Dear Gary Loveman: Casinos Are Not Mundane Business


Caesars Entertainment CEO Gary Loveman gave a talk yesterday in front of a group of local powerbrokers at Boston College’s Chief Executives’ Club of Boston. For Loveman, whose company has partnered with Suffolk Downs to try to open a casino in East Boston, the goal was to convince everybody assembled that casinos are nothing to be afraid of. That they’re facts of life now and nothing to worry about (speaking of facts of life, apparently he declined reporters’ requests to discuss his company’s deep financial troubles). The Globe reported him as saying:

“Across the world’’ casino gambling is “becoming increasingly mundane … Pick your favorite cosmopolitan destination or your vision of a very conservative US jurisdiction, and in every instance casinos have been around, they’ve operated for a long time, and they have become entirely noncontroversial in the context of people’s lives and their communities.’’

Loveman, a former Harvard Business School professor who still lives in Wellesley, also alleged that just one percent of casino gamblers are so-called “problem gamers” with addiction issues. Reading Loveman’s soothing quotes, I couldn’t help but think back to a passage in former Wall Street Journal reporter Christina Binkley’s excellent book on the rise of Steve Wynn, Loveman, and others in the casino industry, Winner Takes All.

Before getting to that, though, it’s worth recalling that Caesars’ strategy has long been to target low and middle-rollers (this started back when the company was called Harrah’s — it swallowed Caesars in 2005 and then changed its name). Basically, they don’t go after the rich guys or “whales,” who wager thousands, but the run-of-the-mill wage earner who likes to go pull the slots. Binkley reports that sometime back in the ’90s, the company discovered that 80 percent of its revenue was coming from customers who spent just $100 to $499 per visit, but made many repeat visits. That’s guided Harrah’s — and then Caesars’ — strategy ever since.

Using the swipe card from its loyalty program, the company maniacally tracks gamblers’ behavior so that it knows how to best entice them to wager more. Binkley reports that Harrah’s went so far as to assign “predicted lifetime values” to their customers, essentially calculating, based on their gambling habits, how much individual gamblers were worth to the company before they kicked the bucket.

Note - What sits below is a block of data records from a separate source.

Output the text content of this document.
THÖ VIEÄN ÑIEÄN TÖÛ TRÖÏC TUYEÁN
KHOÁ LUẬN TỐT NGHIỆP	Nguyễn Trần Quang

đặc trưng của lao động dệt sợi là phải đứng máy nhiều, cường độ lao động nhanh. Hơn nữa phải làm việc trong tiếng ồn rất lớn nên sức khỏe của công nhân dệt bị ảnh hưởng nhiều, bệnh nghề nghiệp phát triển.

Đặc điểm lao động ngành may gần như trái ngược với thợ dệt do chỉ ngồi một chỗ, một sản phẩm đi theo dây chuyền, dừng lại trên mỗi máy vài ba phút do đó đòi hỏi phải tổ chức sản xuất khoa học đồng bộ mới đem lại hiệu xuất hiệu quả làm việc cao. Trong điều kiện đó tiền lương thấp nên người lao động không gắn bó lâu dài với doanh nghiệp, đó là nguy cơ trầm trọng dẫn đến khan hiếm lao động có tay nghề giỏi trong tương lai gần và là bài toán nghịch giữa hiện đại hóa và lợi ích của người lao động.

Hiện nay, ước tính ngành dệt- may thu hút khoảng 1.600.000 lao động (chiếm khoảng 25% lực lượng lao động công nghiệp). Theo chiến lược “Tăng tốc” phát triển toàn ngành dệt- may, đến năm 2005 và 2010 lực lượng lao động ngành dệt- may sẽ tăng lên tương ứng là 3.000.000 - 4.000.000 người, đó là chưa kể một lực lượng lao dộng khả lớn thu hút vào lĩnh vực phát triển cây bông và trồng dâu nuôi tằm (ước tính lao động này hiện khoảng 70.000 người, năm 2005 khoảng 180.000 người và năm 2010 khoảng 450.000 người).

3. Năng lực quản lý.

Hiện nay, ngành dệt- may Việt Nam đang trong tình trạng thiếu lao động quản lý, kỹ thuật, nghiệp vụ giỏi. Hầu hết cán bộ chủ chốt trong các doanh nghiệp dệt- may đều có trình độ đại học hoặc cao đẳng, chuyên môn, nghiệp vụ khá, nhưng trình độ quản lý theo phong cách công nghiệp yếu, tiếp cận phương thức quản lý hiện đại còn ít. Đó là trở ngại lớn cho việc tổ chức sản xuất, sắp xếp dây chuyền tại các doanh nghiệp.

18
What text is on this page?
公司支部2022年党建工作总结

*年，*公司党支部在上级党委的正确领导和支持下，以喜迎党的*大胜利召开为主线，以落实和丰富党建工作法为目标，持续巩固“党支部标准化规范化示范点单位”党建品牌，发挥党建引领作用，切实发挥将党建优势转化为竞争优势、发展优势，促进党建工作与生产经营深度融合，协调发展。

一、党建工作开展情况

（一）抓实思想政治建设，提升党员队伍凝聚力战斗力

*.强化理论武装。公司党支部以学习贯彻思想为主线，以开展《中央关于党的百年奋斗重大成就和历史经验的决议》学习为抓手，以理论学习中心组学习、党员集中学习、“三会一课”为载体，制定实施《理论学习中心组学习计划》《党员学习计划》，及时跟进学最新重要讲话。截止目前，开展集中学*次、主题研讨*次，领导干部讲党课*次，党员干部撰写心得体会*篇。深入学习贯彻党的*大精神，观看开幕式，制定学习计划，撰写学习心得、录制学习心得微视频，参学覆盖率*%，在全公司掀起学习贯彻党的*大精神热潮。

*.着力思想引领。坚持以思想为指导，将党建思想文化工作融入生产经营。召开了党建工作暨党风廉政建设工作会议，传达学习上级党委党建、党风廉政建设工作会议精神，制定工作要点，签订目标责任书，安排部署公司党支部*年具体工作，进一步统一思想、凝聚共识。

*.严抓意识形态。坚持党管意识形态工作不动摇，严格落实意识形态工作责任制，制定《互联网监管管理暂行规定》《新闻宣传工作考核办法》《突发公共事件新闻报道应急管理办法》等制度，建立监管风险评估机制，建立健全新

Which brings us to the tale Binkley tells of Harrah’s executive Richard Mirman, a University of Chicago math wizard Loveman recruited to the company in 1998 to help transform the casino business into a science. One day in 1999, Mirman sat in on a customer focus group and listened to one person, named Robbie Ratliffe, describe how she never used to gamble, but was now driving after work to Harrah’s two to three times per week, gambling through the night, and driving back to work in a daze the next morning. Another person, a retired hotel manager named Linda Maranees, had needed some extra cash to keep up her gambling habit, so Harrah’s hired her part time and scheduled her hours around her preferred gambling schedule. Binkley describes Mirman as leaving the focus group shell-shocked and trying to justify his work:

“I know that these people will gamble at other places. I’m trying to get them to gamble more at Harrah’s,” he said later, his brow furrowing. “I think that makes me a smart marketer. Not an exploitive marketer.”

He conceded that he was walking a fine line in enlisting patrons to gamble more at Harrah’s without encouraging them to wager more overall. “I think about it a lot,” he said. “I am trying to beat my competitors. I’m not competing with customers. I’m competing with competitors.”

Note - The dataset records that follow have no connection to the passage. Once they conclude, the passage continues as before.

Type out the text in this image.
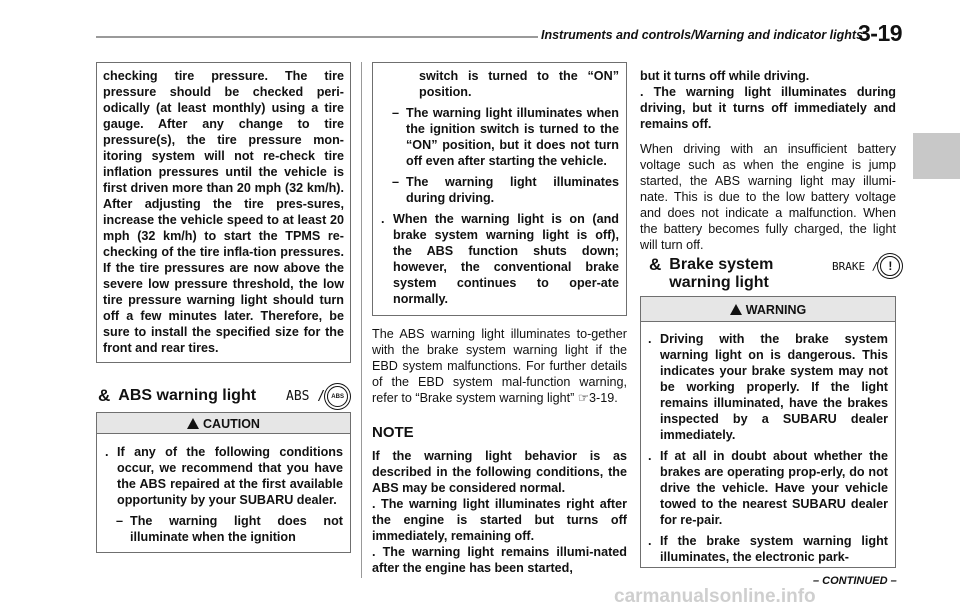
Instruments and controls/Warning and indicator lights
3-19
checking tire pressure. The tire pressure should be checked peri-odically (at least monthly) using a tire gauge. After any change to tire pressure(s), the tire pressure mon-itoring system will not re-check tire inflation pressures until the vehicle is first driven more than 20 mph (32 km/h). After adjusting the tire pres-sures, increase the vehicle speed to at least 20 mph (32 km/h) to start the TPMS re-checking of the tire infla-tion pressures. If the tire pressures are now above the severe low pressure threshold, the low tire pressure warning light should turn off a few minutes later. Therefore, be sure to install the specified size for the front and rear tires.
& ABS warning light ABS /	ABS
CAUTION
. If any of the following conditions occur, we recommend that you have the ABS repaired at the first available opportunity by your SUBARU dealer.
– The warning light does not illuminate when the ignition
switch is turned to the “ON” position.
– The warning light illuminates when the ignition switch is turned to the “ON” position, but it does not turn off even after starting the vehicle.
– The warning light illuminates during driving.
. When the warning light is on (and brake system warning light is off), the ABS function shuts down; however, the conventional brake system continues to oper-ate normally.
The ABS warning light illuminates to-gether with the brake system warning light if the EBD system malfunctions. For further details of the EBD system mal-function warning, refer to “Brake system warning light” ☞3-19.
NOTE
If the warning light behavior is as described in the following conditions, the ABS may be considered normal.
. The warning light illuminates right after the engine is started but turns off immediately, remaining off.
. The warning light remains illumi-nated after the engine has been started,
but it turns off while driving.
. The warning light illuminates during driving, but it turns off immediately and remains off.
When driving with an insufficient battery voltage such as when the engine is jump started, the ABS warning light may illumi-nate. This is due to the low battery voltage and does not indicate a malfunction. When the battery becomes fully charged, the light will turn off.
& Brake system
warning light
BRAKE / !
WARNING
. Driving with the brake system warning light on is dangerous. This indicates your brake system may not be working properly. If the light remains illuminated, have the brakes inspected by a SUBARU dealer immediately.
. If at all in doubt about whether the brakes are operating prop-erly, do not drive the vehicle. Have your vehicle towed to the nearest SUBARU dealer for re-pair.
. If the brake system warning light illuminates, the electronic park-
– CONTINUED –
carmanualsonline.info
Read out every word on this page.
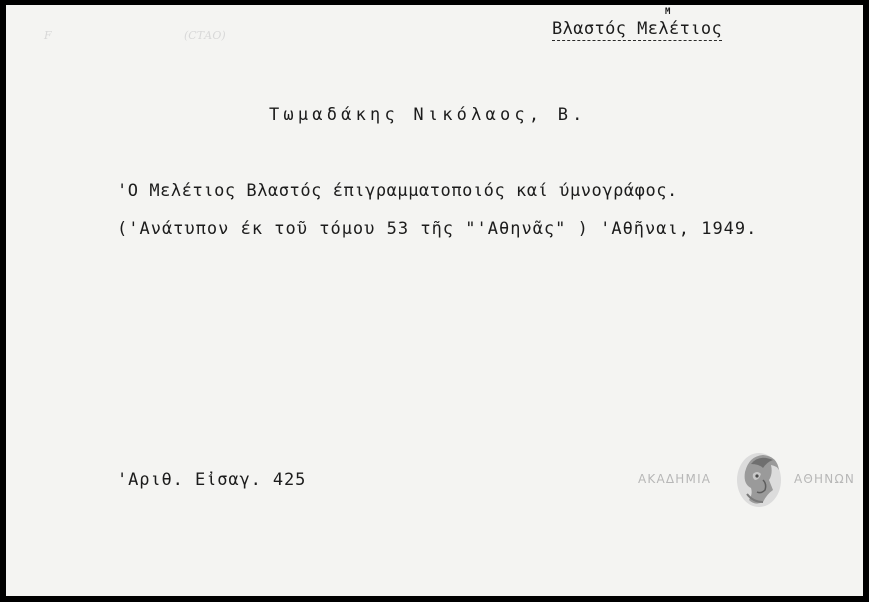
F	(СТАО)
M
Βλαστός Μελέτιος
Τωμαδάκης Νικόλαος, Β.
'Ο Μελέτιος Βλαστός έπιγραμματοποιός καί ύμνογράφος.
('Ανάτυπον έκ τοῦ τόμου 53 τῆς "'Αθηνᾶς" ) 'Αθῆναι, 1949.
'Αριθ. Εἰσαγ. 425	ΑΚΑΔΗΜΙΑ	ΑΘΗΝΩΝ
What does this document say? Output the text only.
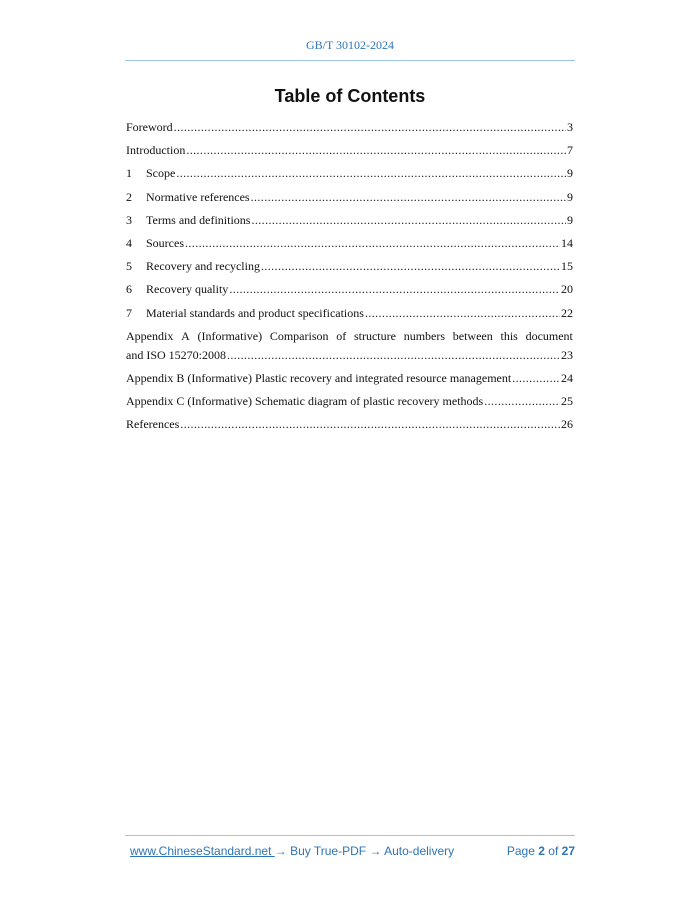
GB/T 30102-2024
Table of Contents
Foreword .....	3
Introduction .....	7
1	Scope .....	9
2	Normative references .....	9
3	Terms and definitions .....	9
4	Sources .....	14
5	Recovery and recycling .....	15
6	Recovery quality .....	20
7	Material standards and product specifications .....	22
Appendix A (Informative) Comparison of structure numbers between this document
and ISO 15270:2008 .....	23
Appendix B (Informative) Plastic recovery and integrated resource management .....	24
Appendix C (Informative) Schematic diagram of plastic recovery methods .....	25
References .....	26
www.ChineseStandard.net → Buy True-PDF → Auto-delivery	Page 2 of 27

What about retirees who gamble all night, then work part-time jobs to make ends meet?

“I don’t know what I think,” Mirman said. He gave a long, pensive pause. “I have a very strong pedigree. I don’t want it to be tarnished by my association with the casino industry.”

Mirman also said that he believed problem gambling is more pervasive than research indicated. “I think it’s a lot more than 2 percent,” he told Binkley. Nevertheless, Mirman would eventually overcome his doubts to settle into a career at Harrah’s, before moving on in 2007.

But here’s the point: the casino industry is not like any other. Caesars has highly advanced and scientifically honed methods for influencing people to gamble. We’ve legalized casinos and they’ll soon be here, so there’s no sense in moralizing (especially considering the long-standing existence of the lottery). At the same time, before Gary Loveman says again that his industry is “mundane,” and “noncontroversial,” maybe he ought to go talk to his old protege, Richard Mirman. As pleasant as hearing Loveman’s assurances may be, being lulled into a false sense of security isn’t helpful. If we’re going to do this casino thing right, we’d better understand what we’re getting into.